Groban's got the chops of a band geek, the charm of a drama-club president and the floppy haircut of the basketball team's star center. He sings ballads, sometimes in Italian! He cracks jokes at his own expense! He writes or, at the very least, reads poetry! And, deep down, he really understands! The only thing left for the guy to do in crafting his adolescent fantasy world is take the stage atop a wild stallion named Freedom.
So it's not much of a surprise the sold-out crowd of about 13,000 at Groban's Friday gig in St. Paul was heavy on Mrs. Robinsons ready to swoon the night away. And in terms of catering directly to that audience, Groban delivered.
Drawing heavily from his latest album, "Awake," the 26-year-old offered a more lively and varied performance than in his last visit to town, a Target Center gig in early 2005. The Xcel Energy Center's far superior acoustics helped, as did Groban's steps - baby steps, but steps nonetheless - toward expanding beyond the glossy pop-opera sound that made him famous.
To wit, he invited opener Angelique Kidjo onstage for a cover of Sade's gorgeous "Pearls" that was a winner, despite its jarring arrangement.
Elsewhere, the piano-driven "February Song," co-written by Cities 97 favorite John "Five for Fighting" Ondrasik, proved Groban's got more than a little Coldplay in him.

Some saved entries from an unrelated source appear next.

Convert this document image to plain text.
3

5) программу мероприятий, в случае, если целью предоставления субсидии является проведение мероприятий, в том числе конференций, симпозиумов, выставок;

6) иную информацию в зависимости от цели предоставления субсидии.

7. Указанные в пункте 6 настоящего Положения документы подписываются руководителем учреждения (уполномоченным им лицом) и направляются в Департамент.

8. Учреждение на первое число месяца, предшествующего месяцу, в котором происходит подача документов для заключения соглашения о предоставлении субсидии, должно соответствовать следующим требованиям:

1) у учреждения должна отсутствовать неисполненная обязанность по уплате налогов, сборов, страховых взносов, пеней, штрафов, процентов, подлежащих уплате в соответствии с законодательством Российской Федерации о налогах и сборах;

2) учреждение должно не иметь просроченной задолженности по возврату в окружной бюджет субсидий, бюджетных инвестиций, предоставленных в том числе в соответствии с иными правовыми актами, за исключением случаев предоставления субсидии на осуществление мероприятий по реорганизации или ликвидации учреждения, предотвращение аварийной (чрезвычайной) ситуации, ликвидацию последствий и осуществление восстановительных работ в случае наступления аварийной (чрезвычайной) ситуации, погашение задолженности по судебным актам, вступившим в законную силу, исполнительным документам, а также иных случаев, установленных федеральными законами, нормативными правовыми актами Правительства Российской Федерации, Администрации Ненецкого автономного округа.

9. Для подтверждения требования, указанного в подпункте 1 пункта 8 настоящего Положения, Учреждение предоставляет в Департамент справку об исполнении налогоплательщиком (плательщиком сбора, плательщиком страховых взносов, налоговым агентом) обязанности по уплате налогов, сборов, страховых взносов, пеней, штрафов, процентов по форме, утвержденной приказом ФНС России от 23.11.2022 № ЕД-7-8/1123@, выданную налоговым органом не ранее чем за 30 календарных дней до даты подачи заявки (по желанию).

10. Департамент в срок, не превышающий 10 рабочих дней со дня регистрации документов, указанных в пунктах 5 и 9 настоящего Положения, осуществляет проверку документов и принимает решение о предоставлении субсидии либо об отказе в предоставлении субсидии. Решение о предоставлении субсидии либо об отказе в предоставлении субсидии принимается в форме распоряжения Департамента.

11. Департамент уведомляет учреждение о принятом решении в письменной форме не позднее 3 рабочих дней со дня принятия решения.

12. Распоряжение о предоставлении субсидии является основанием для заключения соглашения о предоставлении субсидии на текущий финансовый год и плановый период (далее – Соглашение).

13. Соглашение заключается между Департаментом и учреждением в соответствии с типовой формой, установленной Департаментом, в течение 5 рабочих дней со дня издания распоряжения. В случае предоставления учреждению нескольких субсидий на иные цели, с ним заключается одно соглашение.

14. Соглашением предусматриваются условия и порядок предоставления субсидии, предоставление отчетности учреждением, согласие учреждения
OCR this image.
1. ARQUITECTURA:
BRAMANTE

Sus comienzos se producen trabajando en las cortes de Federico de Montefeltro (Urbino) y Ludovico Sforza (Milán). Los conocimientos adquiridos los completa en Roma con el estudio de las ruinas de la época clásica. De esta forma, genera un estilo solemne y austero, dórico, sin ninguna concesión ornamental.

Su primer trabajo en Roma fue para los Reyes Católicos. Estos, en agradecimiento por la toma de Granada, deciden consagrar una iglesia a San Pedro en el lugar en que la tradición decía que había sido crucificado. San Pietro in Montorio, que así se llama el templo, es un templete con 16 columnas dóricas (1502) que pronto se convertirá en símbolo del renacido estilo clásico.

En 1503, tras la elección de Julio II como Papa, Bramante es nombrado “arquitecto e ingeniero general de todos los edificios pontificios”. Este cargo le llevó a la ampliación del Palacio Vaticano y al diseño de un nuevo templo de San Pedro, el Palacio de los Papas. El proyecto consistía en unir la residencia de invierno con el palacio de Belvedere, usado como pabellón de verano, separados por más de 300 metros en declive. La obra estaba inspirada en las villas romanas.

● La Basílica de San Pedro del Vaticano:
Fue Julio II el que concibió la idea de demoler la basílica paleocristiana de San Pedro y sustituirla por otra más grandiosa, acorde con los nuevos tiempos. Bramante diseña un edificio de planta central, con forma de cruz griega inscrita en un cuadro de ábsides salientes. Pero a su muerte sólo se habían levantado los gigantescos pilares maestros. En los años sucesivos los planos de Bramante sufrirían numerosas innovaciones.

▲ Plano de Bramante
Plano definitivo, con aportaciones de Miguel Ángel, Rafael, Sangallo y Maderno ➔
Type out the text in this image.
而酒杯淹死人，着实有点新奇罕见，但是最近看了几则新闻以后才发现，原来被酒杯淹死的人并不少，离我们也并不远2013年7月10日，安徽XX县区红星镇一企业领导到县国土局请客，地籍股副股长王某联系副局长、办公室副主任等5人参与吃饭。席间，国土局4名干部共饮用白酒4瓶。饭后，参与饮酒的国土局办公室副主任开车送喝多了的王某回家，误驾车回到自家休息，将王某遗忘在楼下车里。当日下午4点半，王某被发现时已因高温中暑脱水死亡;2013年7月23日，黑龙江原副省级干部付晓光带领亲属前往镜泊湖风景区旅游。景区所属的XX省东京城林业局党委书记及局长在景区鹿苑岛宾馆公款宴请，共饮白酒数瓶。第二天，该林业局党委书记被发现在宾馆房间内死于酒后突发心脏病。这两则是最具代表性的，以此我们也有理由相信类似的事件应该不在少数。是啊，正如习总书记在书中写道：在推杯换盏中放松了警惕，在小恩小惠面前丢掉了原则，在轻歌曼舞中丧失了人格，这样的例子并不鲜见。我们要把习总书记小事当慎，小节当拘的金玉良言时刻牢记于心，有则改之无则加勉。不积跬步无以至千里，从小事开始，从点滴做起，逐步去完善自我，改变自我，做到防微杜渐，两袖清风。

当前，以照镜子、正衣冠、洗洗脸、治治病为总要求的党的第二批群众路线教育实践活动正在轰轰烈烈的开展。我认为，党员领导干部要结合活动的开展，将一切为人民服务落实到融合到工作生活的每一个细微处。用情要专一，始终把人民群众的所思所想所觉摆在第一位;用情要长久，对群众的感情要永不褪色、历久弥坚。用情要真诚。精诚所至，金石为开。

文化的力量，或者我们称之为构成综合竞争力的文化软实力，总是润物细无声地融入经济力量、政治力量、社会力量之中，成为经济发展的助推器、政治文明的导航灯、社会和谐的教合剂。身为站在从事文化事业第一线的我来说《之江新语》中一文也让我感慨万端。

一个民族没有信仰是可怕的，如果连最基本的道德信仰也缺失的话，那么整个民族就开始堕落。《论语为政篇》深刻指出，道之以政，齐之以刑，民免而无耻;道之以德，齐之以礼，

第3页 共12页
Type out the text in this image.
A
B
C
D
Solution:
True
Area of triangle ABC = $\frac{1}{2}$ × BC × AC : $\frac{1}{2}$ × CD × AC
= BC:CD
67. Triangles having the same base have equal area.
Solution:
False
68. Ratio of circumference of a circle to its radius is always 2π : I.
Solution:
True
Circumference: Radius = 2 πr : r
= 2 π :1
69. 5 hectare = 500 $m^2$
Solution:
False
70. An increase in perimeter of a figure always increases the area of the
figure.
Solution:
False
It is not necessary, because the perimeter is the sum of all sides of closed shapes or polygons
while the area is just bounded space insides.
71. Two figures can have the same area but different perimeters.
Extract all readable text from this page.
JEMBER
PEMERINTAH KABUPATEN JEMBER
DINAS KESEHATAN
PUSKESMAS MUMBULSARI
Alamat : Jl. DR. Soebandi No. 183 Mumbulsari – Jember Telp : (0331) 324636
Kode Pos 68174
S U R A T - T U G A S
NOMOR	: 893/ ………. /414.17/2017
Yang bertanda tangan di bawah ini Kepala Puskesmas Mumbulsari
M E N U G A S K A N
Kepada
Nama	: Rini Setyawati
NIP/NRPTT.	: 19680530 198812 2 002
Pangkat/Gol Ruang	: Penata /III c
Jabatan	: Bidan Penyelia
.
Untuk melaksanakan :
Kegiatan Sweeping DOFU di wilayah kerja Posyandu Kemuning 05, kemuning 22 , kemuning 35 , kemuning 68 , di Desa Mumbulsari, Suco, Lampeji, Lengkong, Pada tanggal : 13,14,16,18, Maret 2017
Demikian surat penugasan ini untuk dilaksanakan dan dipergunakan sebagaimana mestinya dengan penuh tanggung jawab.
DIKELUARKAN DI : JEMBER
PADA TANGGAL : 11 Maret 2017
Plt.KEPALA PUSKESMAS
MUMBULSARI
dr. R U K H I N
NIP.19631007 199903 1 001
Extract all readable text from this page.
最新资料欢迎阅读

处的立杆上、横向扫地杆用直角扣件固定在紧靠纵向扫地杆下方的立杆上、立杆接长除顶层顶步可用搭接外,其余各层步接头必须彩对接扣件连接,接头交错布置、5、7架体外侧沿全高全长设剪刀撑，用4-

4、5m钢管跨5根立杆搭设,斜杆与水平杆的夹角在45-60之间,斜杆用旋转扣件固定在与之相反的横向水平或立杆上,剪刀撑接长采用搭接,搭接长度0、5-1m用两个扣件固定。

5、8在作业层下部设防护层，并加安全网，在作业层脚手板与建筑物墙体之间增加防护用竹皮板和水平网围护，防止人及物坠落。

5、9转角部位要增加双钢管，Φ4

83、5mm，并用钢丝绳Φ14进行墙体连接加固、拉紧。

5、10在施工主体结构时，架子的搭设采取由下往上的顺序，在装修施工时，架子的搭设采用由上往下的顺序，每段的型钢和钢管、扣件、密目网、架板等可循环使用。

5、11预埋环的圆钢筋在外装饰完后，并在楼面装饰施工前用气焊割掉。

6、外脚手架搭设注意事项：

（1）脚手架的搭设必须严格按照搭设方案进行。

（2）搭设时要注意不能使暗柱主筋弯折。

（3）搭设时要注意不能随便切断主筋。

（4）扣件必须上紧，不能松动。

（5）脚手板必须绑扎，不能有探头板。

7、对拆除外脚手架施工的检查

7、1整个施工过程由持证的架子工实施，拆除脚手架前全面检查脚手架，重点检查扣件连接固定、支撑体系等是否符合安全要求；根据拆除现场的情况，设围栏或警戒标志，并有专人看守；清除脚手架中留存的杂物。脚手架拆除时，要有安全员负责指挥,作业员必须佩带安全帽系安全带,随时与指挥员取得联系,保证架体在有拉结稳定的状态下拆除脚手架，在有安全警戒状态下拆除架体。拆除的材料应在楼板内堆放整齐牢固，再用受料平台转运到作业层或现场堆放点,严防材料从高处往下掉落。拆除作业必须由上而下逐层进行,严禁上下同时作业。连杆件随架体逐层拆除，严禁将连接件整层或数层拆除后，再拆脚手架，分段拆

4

At one point, he even ceded the stage to violinist Lucia Micarelli, who performed a solo that blossomed into Led Zeppelin's "Kashmir" - and did so with such intensity, it appeared as if she was in the midst of a seizure.
There was plenty, though, for those who prefer their Groban straight up and heavy on the cheese and/or corn. He chatted extensively with the crowd and - after "Kashmir" - made the deeply courageous decision to sing one song while strolling through the arena, allowing fans to wildly grab and grope him along the way. At one point, he jokingly launched into a mini karaoke set of Journey, Bon Jovi and Elton John numbers. He also let Kidjo "teach" him how to dance during a routine delivered with all the subtlety of Mr. Roper on "Three's Company." And for his breakthrough hit, "You Raise Me Up," he donned a Minnesota Wild jersey.
All of which added up to a likable and obviously memorable evening for the majority of the audience. As for those with a Y chromosome, well, at least the lines for the bathrooms weren't too long.